Après la rue des banques, la vaste surface était occupée par les vitrines provocatrices des magasins de luxe et de mode, les agences de voyages et les grandes librairies. Produits de beauté, articles en porcelaine ou en verre, objets décoratifs étaient une véritable provocation pour les jeunes en guenilles qui restaient rêveurs devant de telles belles choses.
Les cafés et les restaurants étaient, pour ainsi dire, interdits à l’Africain moyen, les prix élevés dissuadaient aisément les plus téméraires… Le bas peuple était bien dans la rue mais pour cirer les chaussures, vendre des sèches (cigarettes), des gâteaux (pains au chocolat, pains aux raisins, etc.), des montres, des journaux ou pour regarder avec envie ces gratos (grands patrons), ces génitos des administrations (petits fonctionnaires), ces « Ivoiriens qui ont réussi », ces Français qui dirigeaient leur pays et ces minets libanais enrichis par le commerce paternel.

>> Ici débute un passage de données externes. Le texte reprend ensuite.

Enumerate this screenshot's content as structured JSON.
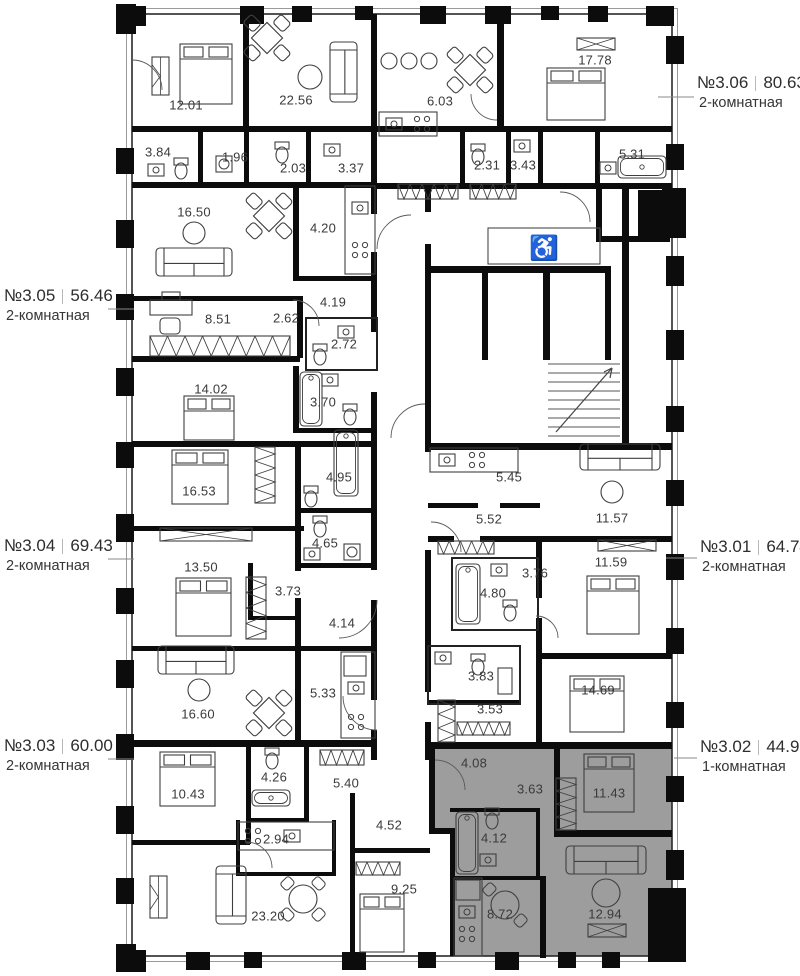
{
  "plan": {
    "highlight_color": "#9d9d9d",
    "wall_color": "#0c0c0c",
    "label_color": "#3a3a3a"
  },
  "icons": {
    "accessibility": "♿"
  },
  "apartments": [
    {
      "number": "№3.06",
      "area": "80.63",
      "type": "2-комнатная",
      "side": "right",
      "highlighted": false
    },
    {
      "number": "№3.05",
      "area": "56.46",
      "type": "2-комнатная",
      "side": "left",
      "highlighted": false
    },
    {
      "number": "№3.04",
      "area": "69.43",
      "type": "2-комнатная",
      "side": "left",
      "highlighted": false
    },
    {
      "number": "№3.03",
      "area": "60.00",
      "type": "2-комнатная",
      "side": "left",
      "highlighted": false
    },
    {
      "number": "№3.01",
      "area": "64.74",
      "type": "2-комнатная",
      "side": "right",
      "highlighted": false
    },
    {
      "number": "№3.02",
      "area": "44.92",
      "type": "1-комнатная",
      "side": "right",
      "highlighted": true
    }
  ],
  "rooms": [
    {
      "area": "12.01",
      "x": 186,
      "y": 105
    },
    {
      "area": "22.56",
      "x": 296,
      "y": 100
    },
    {
      "area": "3.84",
      "x": 158,
      "y": 152
    },
    {
      "area": "1.96",
      "x": 235,
      "y": 157
    },
    {
      "area": "2.03",
      "x": 293,
      "y": 168
    },
    {
      "area": "3.37",
      "x": 351,
      "y": 168
    },
    {
      "area": "6.03",
      "x": 440,
      "y": 101
    },
    {
      "area": "17.78",
      "x": 595,
      "y": 60
    },
    {
      "area": "2.31",
      "x": 487,
      "y": 165
    },
    {
      "area": "3.43",
      "x": 523,
      "y": 165
    },
    {
      "area": "5.31",
      "x": 632,
      "y": 154
    },
    {
      "area": "16.50",
      "x": 194,
      "y": 212
    },
    {
      "area": "4.20",
      "x": 323,
      "y": 228
    },
    {
      "area": "4.19",
      "x": 333,
      "y": 302
    },
    {
      "area": "8.51",
      "x": 218,
      "y": 319
    },
    {
      "area": "2.62",
      "x": 286,
      "y": 318
    },
    {
      "area": "2.72",
      "x": 344,
      "y": 344
    },
    {
      "area": "3.70",
      "x": 323,
      "y": 402
    },
    {
      "area": "14.02",
      "x": 211,
      "y": 389
    },
    {
      "area": "16.53",
      "x": 199,
      "y": 491
    },
    {
      "area": "4.95",
      "x": 339,
      "y": 477
    },
    {
      "area": "4.65",
      "x": 325,
      "y": 543
    },
    {
      "area": "13.50",
      "x": 201,
      "y": 567
    },
    {
      "area": "3.73",
      "x": 288,
      "y": 591
    },
    {
      "area": "4.14",
      "x": 342,
      "y": 623
    },
    {
      "area": "5.45",
      "x": 509,
      "y": 477
    },
    {
      "area": "5.52",
      "x": 489,
      "y": 519
    },
    {
      "area": "11.57",
      "x": 612,
      "y": 518
    },
    {
      "area": "11.59",
      "x": 611,
      "y": 562
    },
    {
      "area": "3.76",
      "x": 535,
      "y": 573
    },
    {
      "area": "4.80",
      "x": 493,
      "y": 593
    },
    {
      "area": "3.83",
      "x": 481,
      "y": 676
    },
    {
      "area": "3.53",
      "x": 490,
      "y": 709
    },
    {
      "area": "14.69",
      "x": 598,
      "y": 690
    },
    {
      "area": "16.60",
      "x": 198,
      "y": 714
    },
    {
      "area": "5.33",
      "x": 323,
      "y": 693
    },
    {
      "area": "10.43",
      "x": 188,
      "y": 794
    },
    {
      "area": "4.26",
      "x": 274,
      "y": 777
    },
    {
      "area": "5.40",
      "x": 346,
      "y": 783
    },
    {
      "area": "2.94",
      "x": 276,
      "y": 839
    },
    {
      "area": "23.20",
      "x": 268,
      "y": 916
    },
    {
      "area": "4.52",
      "x": 389,
      "y": 825
    },
    {
      "area": "9.25",
      "x": 404,
      "y": 889
    },
    {
      "area": "4.08",
      "x": 474,
      "y": 763
    },
    {
      "area": "3.63",
      "x": 530,
      "y": 789
    },
    {
      "area": "11.43",
      "x": 609,
      "y": 793
    },
    {
      "area": "4.12",
      "x": 494,
      "y": 838
    },
    {
      "area": "8.72",
      "x": 500,
      "y": 914
    },
    {
      "area": "12.94",
      "x": 605,
      "y": 914
    }
  ]
}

On trouvait des cireurs de chaussures à chaque coin de rue. Ils se erraient de café en café, proposant leurs services. C’étaient en général des adolescents de 12 à 16 ans, bien souvent des écoliers. Par se moyen, ils essayaient de se faire un peu de pokô (argent). « Blanchir, madame ? Blanchir monsieur ». Et le jeune, un flacon de blanc à la main s’approchait :
- Tu ne trouves pas que nous sommes assez blancs comme ça ?
- C’est vos tennis qui sont sales, je vais les nettoyer.
Les camelots vendaient aussi des boîtes d’allumettes éducatives. Chaque lettre correspondait un mot et un petit dessin : A = Ananas (avec le dessin d’un ananas) ; B = Banane ; D = Daba (instrument aratoire) ; C = Cheval ; F = Feu ; I = Igname ; V = Voiture ; W = Wagon ; etc. Les diphtongues étaient également illustrées : ien = Chien ; etc. D’autres boîtes énuméraient les chiffres : 1 = un ; 2 = deux ; et ainsi de suite jusqu’à 9, sans oublier le 0 = zéro.